Neste momento, a Alva Brasil se paga mas reinveste todo dinheiro que entra. No novo plano de negócios há metas mensais e espera-se que ano que vem haja lucro de 40% sobre as vendas. “Eu não tinha muito conhecimento sobre planilhas de custo”, diz Ananda. “Hoje sei que para abrir uma importadora de cosmético são necessários 300 mil reais de investimento. Isso considerando os quase 200% de imposto cobrados antecipadamente pela Receita Federal, inerentes a quem entra no ramo de importações. Ainda assim, está valendo a pena.” O faturamento deste ano está na casa dos 500 mil reais e já bateu em 50 mil o do ano passado.
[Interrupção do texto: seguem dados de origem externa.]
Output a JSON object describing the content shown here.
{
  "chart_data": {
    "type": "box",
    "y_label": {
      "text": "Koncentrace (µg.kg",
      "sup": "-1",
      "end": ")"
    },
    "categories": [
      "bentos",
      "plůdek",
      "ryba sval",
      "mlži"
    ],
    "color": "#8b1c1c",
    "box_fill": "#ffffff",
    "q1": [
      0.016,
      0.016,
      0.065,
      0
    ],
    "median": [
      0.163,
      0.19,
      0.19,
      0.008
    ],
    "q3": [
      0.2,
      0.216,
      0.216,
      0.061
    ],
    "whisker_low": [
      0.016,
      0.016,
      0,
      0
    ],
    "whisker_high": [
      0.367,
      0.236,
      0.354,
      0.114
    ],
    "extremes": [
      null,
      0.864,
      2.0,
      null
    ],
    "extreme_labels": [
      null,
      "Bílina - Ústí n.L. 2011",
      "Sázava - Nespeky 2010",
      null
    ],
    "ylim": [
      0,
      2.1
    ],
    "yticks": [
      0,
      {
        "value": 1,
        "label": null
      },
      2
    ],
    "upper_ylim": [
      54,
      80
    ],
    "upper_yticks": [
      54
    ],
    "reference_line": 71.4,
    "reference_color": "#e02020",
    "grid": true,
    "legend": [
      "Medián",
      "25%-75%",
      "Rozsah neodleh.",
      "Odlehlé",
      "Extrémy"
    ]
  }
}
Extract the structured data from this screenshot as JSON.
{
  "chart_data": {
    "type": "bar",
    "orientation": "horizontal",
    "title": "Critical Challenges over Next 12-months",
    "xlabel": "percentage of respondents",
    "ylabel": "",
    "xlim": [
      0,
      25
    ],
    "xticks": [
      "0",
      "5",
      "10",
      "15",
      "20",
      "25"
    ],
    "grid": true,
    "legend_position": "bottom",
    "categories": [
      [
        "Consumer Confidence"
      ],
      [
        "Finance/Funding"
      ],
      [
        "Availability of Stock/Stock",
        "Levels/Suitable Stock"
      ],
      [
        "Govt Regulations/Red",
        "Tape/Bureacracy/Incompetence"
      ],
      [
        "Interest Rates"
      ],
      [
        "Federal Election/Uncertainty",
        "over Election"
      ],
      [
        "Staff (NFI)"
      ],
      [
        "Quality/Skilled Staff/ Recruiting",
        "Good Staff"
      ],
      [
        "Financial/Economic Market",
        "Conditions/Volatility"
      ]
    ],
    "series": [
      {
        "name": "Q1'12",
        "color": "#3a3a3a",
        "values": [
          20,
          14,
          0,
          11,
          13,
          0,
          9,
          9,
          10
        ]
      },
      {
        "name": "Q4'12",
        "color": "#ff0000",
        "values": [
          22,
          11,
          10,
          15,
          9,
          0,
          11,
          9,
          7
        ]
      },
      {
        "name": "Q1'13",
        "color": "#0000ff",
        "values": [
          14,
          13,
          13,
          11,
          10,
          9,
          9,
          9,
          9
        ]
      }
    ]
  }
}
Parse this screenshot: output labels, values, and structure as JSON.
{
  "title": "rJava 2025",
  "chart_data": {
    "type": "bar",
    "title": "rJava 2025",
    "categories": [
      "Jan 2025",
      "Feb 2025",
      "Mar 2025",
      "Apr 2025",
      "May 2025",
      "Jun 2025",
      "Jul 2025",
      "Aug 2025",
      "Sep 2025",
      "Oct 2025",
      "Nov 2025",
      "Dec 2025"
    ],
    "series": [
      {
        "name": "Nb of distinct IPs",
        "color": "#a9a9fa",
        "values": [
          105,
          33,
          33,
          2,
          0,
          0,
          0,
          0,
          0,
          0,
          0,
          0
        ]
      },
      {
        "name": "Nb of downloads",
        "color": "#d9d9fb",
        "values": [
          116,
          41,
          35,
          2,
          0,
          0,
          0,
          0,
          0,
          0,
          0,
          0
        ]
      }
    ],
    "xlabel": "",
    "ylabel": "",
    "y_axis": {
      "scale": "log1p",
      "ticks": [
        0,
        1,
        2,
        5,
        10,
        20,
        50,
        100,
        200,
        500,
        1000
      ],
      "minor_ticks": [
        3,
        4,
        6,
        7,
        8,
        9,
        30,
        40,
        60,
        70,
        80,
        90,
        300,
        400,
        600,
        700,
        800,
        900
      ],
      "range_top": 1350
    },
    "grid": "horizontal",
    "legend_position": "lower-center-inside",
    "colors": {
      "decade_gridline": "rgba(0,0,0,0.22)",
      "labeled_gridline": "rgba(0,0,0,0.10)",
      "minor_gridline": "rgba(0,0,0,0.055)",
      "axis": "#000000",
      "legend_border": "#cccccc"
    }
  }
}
Conhecendo Ananda, é fácil acreditar que essas metas serão batidas. A Alva Brasil, inclusive, não foi seu único empreendimento. Durante os três anos que a empresa ficou parada esperando o registro da Anvisa, ela entrou em dois outros negócios: importação de roupas íntimas masculinas e de bolsas de couro de tilápia (que em vez de ser jogado no lixo, era vendido para a fabricação de bolsas). Ainda que não falassem ao coração, como a Alva Brasil, ambos deram retorno financeiro. “Paguei muita coisa da Alva vendendo cueca”, conta, aos risos.